# taz.de -- Georgiens Präsident Michail Saakaschwili: Kampf ums politische Überleben
       
       > In Georgiens Hauptstadt wachsen angesichts des Desasters die Zweifel an
       > Präsident Saakaschwili. Der verkündet weiter standhaft: "Abchasien und
       > Südossetien gehören zu Georgien".
       
 (IMG) Bild: Duldet in seinem Umfeld keinen Widerspruch, sagt ein Insider: Georgiens Präsident Michail Saakaschwili.
       
       TIFLIS taz Er ist der große Verlierer, aber er gibt sich standhaft:
       "Abchasien und Südossetien gehören zu Georgien", sagt Michail Saakaschwili.
       Es ist einer dieser Auftritte, die Georgiens Präsident so liebt: vor der
       internationalen Presse, mit einem europäischen Spitzenpolitiker.
       Frankreichs Präsident Nicolas Sarkozy ist nach Tiflis gekommen. Die
       Pressekonferenz findet mitten in der Nacht statt, als Kulisse dient
       Saakaschwilis halbfertiger Präsidentenpalast. Das Gebäude ist ein
       Betonskelett, aufgemalte Säulen gaukeln eine Fassade vor.
       
       Der georgische Präsident spricht französisch und englisch, ganz Kosmopolit.

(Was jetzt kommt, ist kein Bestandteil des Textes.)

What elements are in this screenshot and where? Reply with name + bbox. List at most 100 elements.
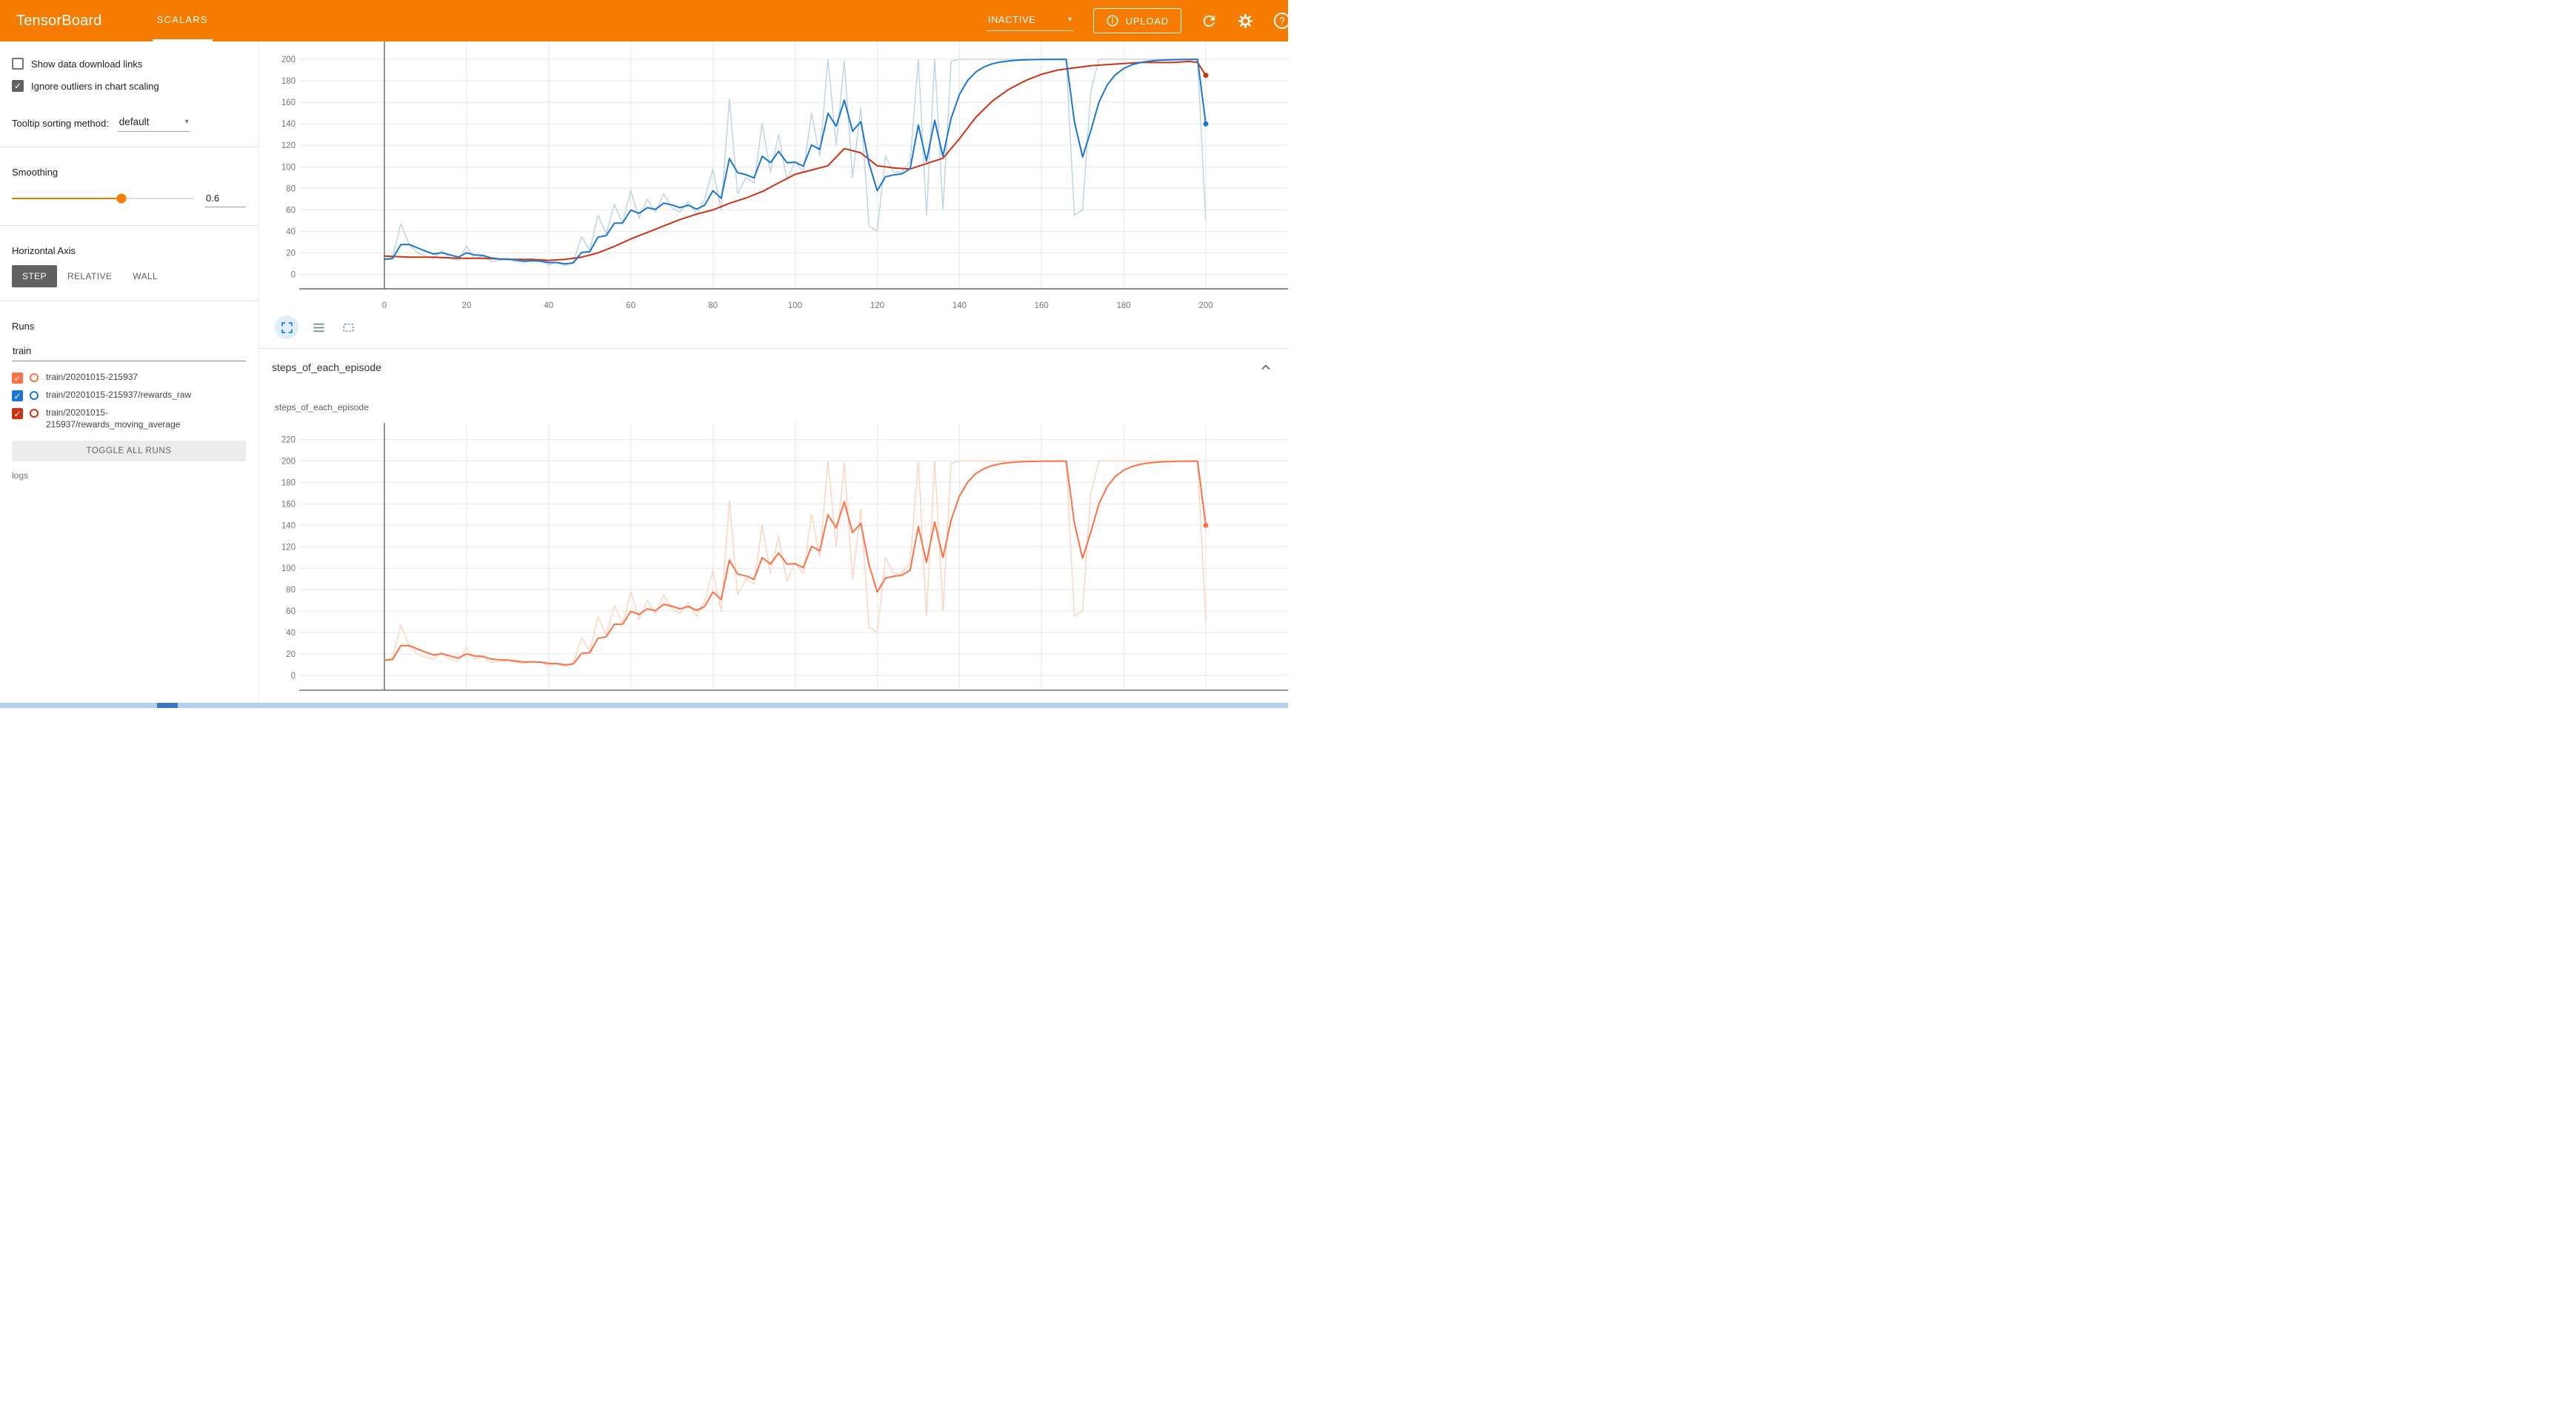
steps-chart[interactable]: 0 20 40 60 80 100 120 140 160 180 200 220 [258, 417, 1288, 706]
show-download-links-row[interactable]: Show data download links [12, 58, 246, 70]
smoothing-label: Smoothing [12, 167, 59, 178]
status-dropdown[interactable]: INACTIVE ▾ [986, 11, 1074, 31]
axis-wall-button[interactable]: WALL [122, 265, 168, 287]
svg-text:100: 100 [281, 564, 296, 573]
svg-text:20: 20 [286, 650, 296, 659]
svg-text:160: 160 [281, 98, 296, 107]
svg-text:0: 0 [291, 672, 296, 681]
run-checkbox[interactable]: ✓ [12, 373, 23, 384]
steps-card-header[interactable]: steps_of_each_episode [258, 349, 1288, 384]
data-table-button[interactable] [309, 318, 328, 337]
svg-text:120: 120 [870, 301, 884, 310]
tooltip-sorting-select[interactable]: default ▾ [117, 114, 190, 132]
svg-text:100: 100 [788, 301, 802, 310]
run-checkbox[interactable]: ✓ [12, 408, 23, 419]
run-solo-radio[interactable] [30, 409, 39, 418]
sidebar: Show data download links ✓ Ignore outlie… [0, 41, 258, 708]
fit-domain-button[interactable] [338, 318, 358, 337]
ignore-outliers-label: Ignore outliers in chart scaling [31, 80, 159, 92]
scalars-dashboard: 0 20 40 60 80 100 120 140 160 180 200 0 20 40 60 80 100 1… [258, 41, 1288, 708]
runs-filter-input[interactable] [12, 342, 246, 361]
chevron-down-icon: ▾ [1068, 15, 1072, 24]
smoothing-slider-thumb[interactable] [116, 193, 127, 204]
run-solo-radio[interactable] [30, 373, 39, 382]
run-label: train/20201015-215937/rewards_raw [46, 390, 192, 400]
ignore-outliers-checkbox[interactable]: ✓ [12, 80, 24, 92]
logs-label: logs [12, 470, 29, 481]
run-item[interactable]: ✓ train/20201015-215937/rewards_raw [12, 387, 246, 404]
tensorboard-app: TensorBoard SCALARS INACTIVE ▾ UPLOAD [0, 0, 1288, 708]
svg-text:160: 160 [281, 500, 296, 509]
svg-text:?: ? [1279, 16, 1284, 27]
refresh-icon [1201, 13, 1218, 30]
svg-text:140: 140 [952, 301, 967, 310]
gear-icon [1237, 13, 1254, 30]
svg-text:100: 100 [281, 163, 296, 172]
app-header: TensorBoard SCALARS INACTIVE ▾ UPLOAD [0, 0, 1288, 41]
svg-text:80: 80 [286, 586, 296, 595]
horizontal-axis-buttons: STEP RELATIVE WALL [12, 265, 246, 287]
svg-text:160: 160 [1035, 301, 1049, 310]
tooltip-sorting-value: default [119, 116, 150, 127]
ignore-outliers-row[interactable]: ✓ Ignore outliers in chart scaling [12, 80, 246, 92]
svg-text:60: 60 [626, 301, 635, 310]
refresh-button[interactable] [1201, 13, 1218, 30]
svg-text:140: 140 [281, 120, 296, 129]
chevron-up-icon[interactable] [1258, 360, 1273, 375]
header-actions: INACTIVE ▾ UPLOAD [986, 8, 1288, 33]
app-title: TensorBoard [16, 12, 102, 29]
upload-button[interactable]: UPLOAD [1092, 8, 1181, 33]
expand-chart-icon [280, 321, 294, 335]
svg-text:180: 180 [281, 478, 296, 487]
fit-domain-icon [341, 321, 356, 335]
chevron-down-icon: ▾ [184, 118, 189, 126]
rewards-chart[interactable]: 0 20 40 60 80 100 120 140 160 180 200 0 20 40 60 80 100 1… [258, 41, 1288, 317]
svg-text:20: 20 [286, 249, 296, 258]
run-item[interactable]: ✓ train/20201015-215937/rewards_moving_a… [12, 404, 246, 433]
chart-toolbar [258, 313, 1288, 342]
expand-chart-button[interactable] [275, 315, 298, 339]
svg-text:180: 180 [1117, 301, 1131, 310]
toggle-all-runs-button[interactable]: TOGGLE ALL RUNS [12, 441, 246, 462]
run-checkbox[interactable]: ✓ [12, 390, 23, 401]
runs-label: Runs [12, 321, 35, 332]
horizontal-axis-label: Horizontal Axis [12, 245, 76, 256]
info-icon [1106, 14, 1119, 27]
svg-text:40: 40 [286, 227, 296, 236]
show-download-links-checkbox[interactable] [12, 58, 24, 70]
svg-text:80: 80 [286, 184, 296, 193]
svg-text:220: 220 [281, 436, 296, 445]
svg-text:20: 20 [462, 301, 472, 310]
axis-step-button[interactable]: STEP [12, 265, 57, 287]
run-label: train/20201015-215937 [46, 372, 139, 382]
card-divider [258, 348, 1288, 349]
smoothing-slider-fill [12, 198, 121, 199]
svg-text:60: 60 [286, 206, 296, 215]
upload-button-label: UPLOAD [1125, 15, 1169, 27]
smoothing-value-input[interactable] [204, 190, 246, 207]
svg-text:0: 0 [291, 271, 296, 280]
status-dropdown-value: INACTIVE [987, 13, 1036, 25]
bottom-scrollbar[interactable] [0, 703, 1288, 708]
svg-text:120: 120 [281, 543, 296, 552]
bottom-scrollbar-thumb[interactable] [157, 703, 178, 708]
data-table-icon [312, 321, 326, 335]
show-download-links-label: Show data download links [31, 58, 143, 70]
run-solo-radio[interactable] [30, 391, 39, 400]
runs-list: ✓ train/20201015-215937 ✓ train/20201015… [12, 369, 246, 433]
svg-text:80: 80 [708, 301, 718, 310]
run-item[interactable]: ✓ train/20201015-215937 [12, 369, 246, 387]
run-label: train/20201015-215937/rewards_moving_ave… [46, 407, 181, 430]
settings-button[interactable] [1237, 13, 1254, 30]
smoothing-slider[interactable] [12, 193, 194, 204]
tab-scalars[interactable]: SCALARS [152, 0, 213, 41]
svg-text:40: 40 [286, 629, 296, 638]
help-icon: ? [1273, 12, 1288, 30]
axis-relative-button[interactable]: RELATIVE [57, 265, 122, 287]
help-button[interactable]: ? [1273, 12, 1288, 30]
steps-chart-title: steps_of_each_episode [275, 402, 369, 413]
svg-text:0: 0 [382, 301, 387, 310]
svg-text:120: 120 [281, 141, 296, 150]
svg-text:40: 40 [544, 301, 553, 310]
svg-text:140: 140 [281, 521, 296, 530]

       Doch seine Augen sind unruhig, er ist abgemagert und bleich. Hinter den
       kämpferischen Worten schimmert durch, dass dieser Mann um sein politisches
       Überleben kämpft. Der Coup in Südossetien hätte sein größter Erfolg werden
       sollen, er wurde zur Katastrophe. Russische Truppen stehen in Abchasien und
       Südossetien - und greifen trotz Friedensplan weiter an. Gestern drangen
       Moskaus Panzer in die georgische Stadt Gori ein, russische Soldaten
       plündern, in Dörfern entlang der südossetischen Grenze sollen viele Häuser
       abgefackelt worden sein, Freischärler terrorisieren die Bevölkerung.
       
       Angesichts der dramatischen Lage stellt sich die Bevölkerung größtenteils
       hinter den Präsidenten. Rund 70.000 Menschen demonstrierten am
       Dienstagabend mit "Mischa! Mischa!"-Rufen in der Hauptstadt. "Er hat seine
       Position gestärkt", sagt Tamuna Gurschiani, Kulturmanagerin in Tiflis:
       "Abchasien und Südossetien waren schon vorher für Georgien verloren, doch
       zumindest hat Saakaschwili dafür gesorgt, dass die Russen nicht unser
       ganzes Land besetzt haben." Selbst die sonst unversöhnliche Opposition hält
       sich zurück. "Es ist nicht die Zeit für Kritik an der Regierung, solange
       die Bomben fallen", sagt David Gamkrelidse, Chef der liberal-konservativen
       New Rights Party. Zuerst müsse die "Besetzung durch russische Truppen"
       beendet werden.
       
       Doch zugleich wachsen in den Straßen von Tiflis die Zweifel an der
       offiziellen Version, Georgien sei unschuldiges Opfer. "Wenn es stimmt, was
       ich gehört habe, dass nämlich wir den Krieg angefangen haben, dann war das
       ein großer Fehler", sagt eine Frau, die mit ihrer kleinen Tochter durchs
       Stadtzentrum spaziert. Oppositionspolitiker Gamkrelidse kann sich ebenfalls
       nicht erklären, was den Präsidenten zu dem Himmelfahrtskommando getrieben
       hat. "Zumal er genau wusste, dass der Westen Georgien nicht schützen kann."
       
       Saakaschwili ist für seine heißblütige, sprunghafte Art berüchtigt.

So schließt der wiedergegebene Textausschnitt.